The basic structure of INNIO's Jenbacher CHP systems includes an engine/generator unit and heat exchangers that use waste heat. A wide range of heat sources—from engine cooling water and oil to an air/fuel gas mixture and exhaust gas—is configured to give each individual customer the greatest possible benefit. Our solutions deliver flexible power generation and a high degree of reliability and availability to the CHP space.
Cogeneration systems can be supplemented with a boiler system for bridging peak heat demand periods. The connection of a heat storage medium makes it possible to increase system operating time and efficiency.
Power plant electrical switch and control systems distribute electricity and manage the engine, while hydraulic equipment ensures heat distribution.

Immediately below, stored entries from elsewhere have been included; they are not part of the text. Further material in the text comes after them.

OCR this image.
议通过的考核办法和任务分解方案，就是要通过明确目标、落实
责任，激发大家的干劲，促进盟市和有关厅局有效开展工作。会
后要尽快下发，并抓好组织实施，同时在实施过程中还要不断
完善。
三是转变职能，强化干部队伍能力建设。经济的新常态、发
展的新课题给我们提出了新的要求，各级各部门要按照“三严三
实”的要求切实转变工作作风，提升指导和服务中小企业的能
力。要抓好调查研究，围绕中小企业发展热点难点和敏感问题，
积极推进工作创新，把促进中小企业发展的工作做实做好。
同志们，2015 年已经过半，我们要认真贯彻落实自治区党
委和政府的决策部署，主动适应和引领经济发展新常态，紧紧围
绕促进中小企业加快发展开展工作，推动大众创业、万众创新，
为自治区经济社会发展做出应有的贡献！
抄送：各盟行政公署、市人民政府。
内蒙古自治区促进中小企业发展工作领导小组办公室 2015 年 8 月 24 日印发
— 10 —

Generated power is used by a facility or fed into the public power grid.
The thermal energy can be used to generate heating water and steam production as well as for various types of process heat.
Gas engine cogeneration systems also are used for CO2 fertilization in greenhouses and trigeneration systems (combined generation of heat, cooling and power).
- Cogeneration systems generate both heat and power.
- Use of waste heat from various sources increases plant efficiency by up to 90%.
- 40% more energy is saved vs. separate power and heat generation equipment.
- 18% boost in exhaust energy is available.
- Cogeneration reduces or eliminates transportation and distribution losses.
- Operating time and efficiency is increased further by adding a boiler system or other heat storage medium.
- Full power is achieved within 10 minutes.
- Generated power is used by an individual facility or fed into a public power grid.
- Thermal energy can be used to generate heating water and steam production, as well as for various types of process heat.
- Designs are lightweight, compact and modular.
- Application is suitable for CO2 fertilization in greenhouses and trigeneration systems.